Le soir, des voisins venaient chez nous pour écouter Radio Londres. Un jour, mon grand-père nous déclara que les Allemands allaient faire sauter tous les ponts à Troyes puis, en s’adressant à moi, il ajouta : « Gisèle quand tu entendras la sirène, tu prendras ta grand-mère par la main et tu iras dans la cour » et il me montra l’endroit où nous devions nous réfugier. Le lendemain, alors que je jouais à la balle dehors, la sirène retentit. Je me précipitais donc au premier étage, pris ma grand-mère par la main et l’entraînais dans la cour. À ce moment précis, mon grand-père arriva et dit : « À gauche, tout le monde à gauche, pas à droite car les carreaux sautent » ; j’avais neuf ans. Le lendemain nous sommes allés dans l’abri qui nous était destiné. Nous passions la journée dans l’abri mais regagnions l’appartement chaque nuit. Un soir, nous entendîmes des cris provenant de l’extérieur : « Français, Française, levez-vous, les Américains arrivent ! Mais un Allemand, qui était couché dans le garage au-dessous de la cuisine, tira à la mitraillette en direction des deux Français qui tombèrent, l’un était mort, l’autre blessé car il gémissait. Sa femme sortit le chercher pour le traîner jusqu’à l’hôpital. Mon grand-père nous entraîna dans la chambre à coucher, de peur que l’Allemand ne tirât en l’air. Le lendemain nous nous réfugiâmes à nouveau dans l’abri. Un obus tomba près de nous mais ne tua que des lapins. Quelque temps après, la grande porte en fer se mit à trembler sous les coups, je pense, d’un canon et nous entendîmes des Allemands parler entre eux. Des femmes et des enfants pleuraient. Je ne pleurais pas. Ma grand-mère priait mais ne pleurait pas non plus. Elle me dit :
—  Tu n’as pas peur ma petite-fille ?
—  Non grand-mère, répondis-je, mais je ne veux pas mourir. Ils sont là, ils essayent de rentrer, je les entends.

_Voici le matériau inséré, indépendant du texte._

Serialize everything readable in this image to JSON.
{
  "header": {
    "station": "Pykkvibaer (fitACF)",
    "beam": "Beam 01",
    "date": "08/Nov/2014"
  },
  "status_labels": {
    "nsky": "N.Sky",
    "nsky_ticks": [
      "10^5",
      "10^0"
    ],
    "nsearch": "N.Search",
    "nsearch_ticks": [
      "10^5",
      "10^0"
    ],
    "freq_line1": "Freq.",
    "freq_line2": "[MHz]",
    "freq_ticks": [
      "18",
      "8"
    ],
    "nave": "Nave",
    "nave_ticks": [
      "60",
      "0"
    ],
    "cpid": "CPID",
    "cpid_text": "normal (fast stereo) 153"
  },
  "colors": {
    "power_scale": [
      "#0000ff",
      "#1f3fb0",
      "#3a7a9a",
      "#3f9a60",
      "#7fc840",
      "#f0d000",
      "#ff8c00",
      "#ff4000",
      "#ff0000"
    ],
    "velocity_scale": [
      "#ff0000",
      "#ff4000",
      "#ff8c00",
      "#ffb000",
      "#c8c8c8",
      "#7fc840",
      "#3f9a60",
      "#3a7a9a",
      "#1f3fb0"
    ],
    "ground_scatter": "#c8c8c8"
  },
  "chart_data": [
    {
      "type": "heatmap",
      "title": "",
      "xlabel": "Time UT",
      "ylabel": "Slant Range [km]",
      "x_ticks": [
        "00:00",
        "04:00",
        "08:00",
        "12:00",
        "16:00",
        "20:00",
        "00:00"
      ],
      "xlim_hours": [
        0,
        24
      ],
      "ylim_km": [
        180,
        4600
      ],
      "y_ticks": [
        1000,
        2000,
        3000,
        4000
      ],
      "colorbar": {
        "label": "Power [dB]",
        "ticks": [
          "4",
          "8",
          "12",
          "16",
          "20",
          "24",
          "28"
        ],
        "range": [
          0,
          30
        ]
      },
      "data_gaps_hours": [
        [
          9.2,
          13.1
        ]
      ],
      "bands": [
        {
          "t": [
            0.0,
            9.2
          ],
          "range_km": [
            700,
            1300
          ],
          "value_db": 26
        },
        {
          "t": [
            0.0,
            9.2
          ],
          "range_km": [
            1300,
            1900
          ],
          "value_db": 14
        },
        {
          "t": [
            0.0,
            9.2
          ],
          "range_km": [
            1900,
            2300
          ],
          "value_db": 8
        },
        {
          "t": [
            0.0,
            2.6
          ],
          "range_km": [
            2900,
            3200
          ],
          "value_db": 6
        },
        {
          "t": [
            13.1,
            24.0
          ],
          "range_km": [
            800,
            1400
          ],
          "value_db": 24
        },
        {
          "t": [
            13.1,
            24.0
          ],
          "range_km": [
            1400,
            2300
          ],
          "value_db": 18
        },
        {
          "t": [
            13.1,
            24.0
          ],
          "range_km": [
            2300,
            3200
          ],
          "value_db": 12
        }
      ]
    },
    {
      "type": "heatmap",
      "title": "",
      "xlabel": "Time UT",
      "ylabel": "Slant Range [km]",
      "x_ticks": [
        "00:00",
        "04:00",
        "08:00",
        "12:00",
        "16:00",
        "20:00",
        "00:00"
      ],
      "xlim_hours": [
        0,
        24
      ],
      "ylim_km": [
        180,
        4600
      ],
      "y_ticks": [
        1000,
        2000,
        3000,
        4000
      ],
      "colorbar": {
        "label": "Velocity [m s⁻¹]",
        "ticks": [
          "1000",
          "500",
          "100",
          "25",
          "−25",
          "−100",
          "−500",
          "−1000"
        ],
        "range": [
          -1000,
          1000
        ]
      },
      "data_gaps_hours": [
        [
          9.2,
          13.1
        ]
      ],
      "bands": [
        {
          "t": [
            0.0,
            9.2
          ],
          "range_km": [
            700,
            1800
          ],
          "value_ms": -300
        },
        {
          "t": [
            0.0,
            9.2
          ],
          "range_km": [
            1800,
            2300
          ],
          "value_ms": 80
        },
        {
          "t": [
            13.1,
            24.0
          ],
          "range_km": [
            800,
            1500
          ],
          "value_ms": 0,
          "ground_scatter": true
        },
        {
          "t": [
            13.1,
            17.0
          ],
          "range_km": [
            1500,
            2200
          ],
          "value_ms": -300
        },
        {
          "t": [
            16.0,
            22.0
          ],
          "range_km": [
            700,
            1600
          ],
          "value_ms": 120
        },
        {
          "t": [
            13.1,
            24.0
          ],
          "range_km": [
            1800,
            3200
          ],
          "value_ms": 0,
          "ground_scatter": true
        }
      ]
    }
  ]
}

—  Non, ce n’est pas eux, répondit-elle.
Plus tard je lui dis :
—  Tu vois que j’avais raison, ils étaient là.
—  Oui, me répondit-elle, mais je ne pouvais pas te le dire.
Et puis tout à coup, les gens dans la rue se mirent à crier : « Les Américains sont là ». Nous sortîmes de notre abri ; d’un côté de la rue il y avait une camionnette où un jeune Allemand était allongé, mort d’une balle dans le cœur. —  Pauvre gamin, déclara ma grand-mère.

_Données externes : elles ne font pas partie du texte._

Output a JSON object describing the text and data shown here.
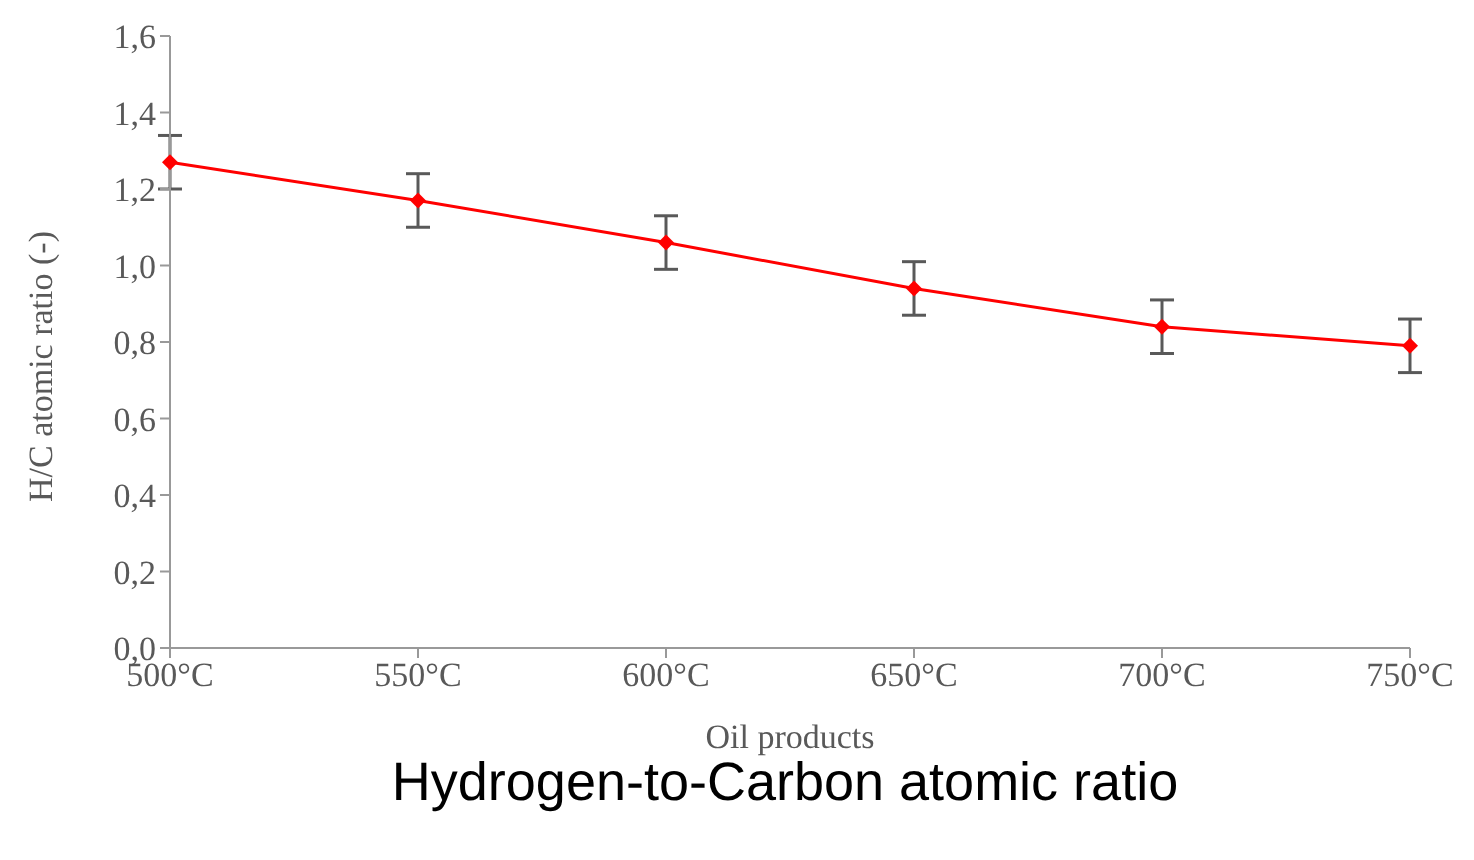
{
  "chart_data": {
    "type": "line",
    "title": "Hydrogen-to-Carbon atomic ratio",
    "xlabel": "Oil products",
    "ylabel": "H/C atomic ratio (-)",
    "categories": [
      "500°C",
      "550°C",
      "600°C",
      "650°C",
      "700°C",
      "750°C"
    ],
    "series": [
      {
        "color": "#ff0000",
        "values": [
          1.27,
          1.17,
          1.06,
          0.94,
          0.84,
          0.79
        ],
        "errors": [
          0.07,
          0.07,
          0.07,
          0.07,
          0.07,
          0.07
        ]
      }
    ],
    "ylim": [
      0,
      1.6
    ],
    "yticks": [
      {
        "value": 0,
        "label": "0,0"
      },
      {
        "value": 0.2,
        "label": "0,2"
      },
      {
        "value": 0.4,
        "label": "0,4"
      },
      {
        "value": 0.6,
        "label": "0,6"
      },
      {
        "value": 0.8,
        "label": "0,8"
      },
      {
        "value": 1,
        "label": "1,0"
      },
      {
        "value": 1.2,
        "label": "1,2"
      },
      {
        "value": 1.4,
        "label": "1,4"
      },
      {
        "value": 1.6,
        "label": "1,6"
      }
    ],
    "grid": false,
    "legend": false,
    "marker": "diamond",
    "line_style": "solid"
  }
}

À quoi mon grand père répondit :
—  S’il avait pu te tuer, il l’aurait fait !
—  Oui, dit-elle, mais il a une mère quand même.
De l’autre côté, il y avait un camion de munitions qu’ils auraient pu faire sauter près de notre maison. Au bout de la rue, plusieurs maisons étaient en feu et trois Allemands gisaient à terre, complètement carbonisés.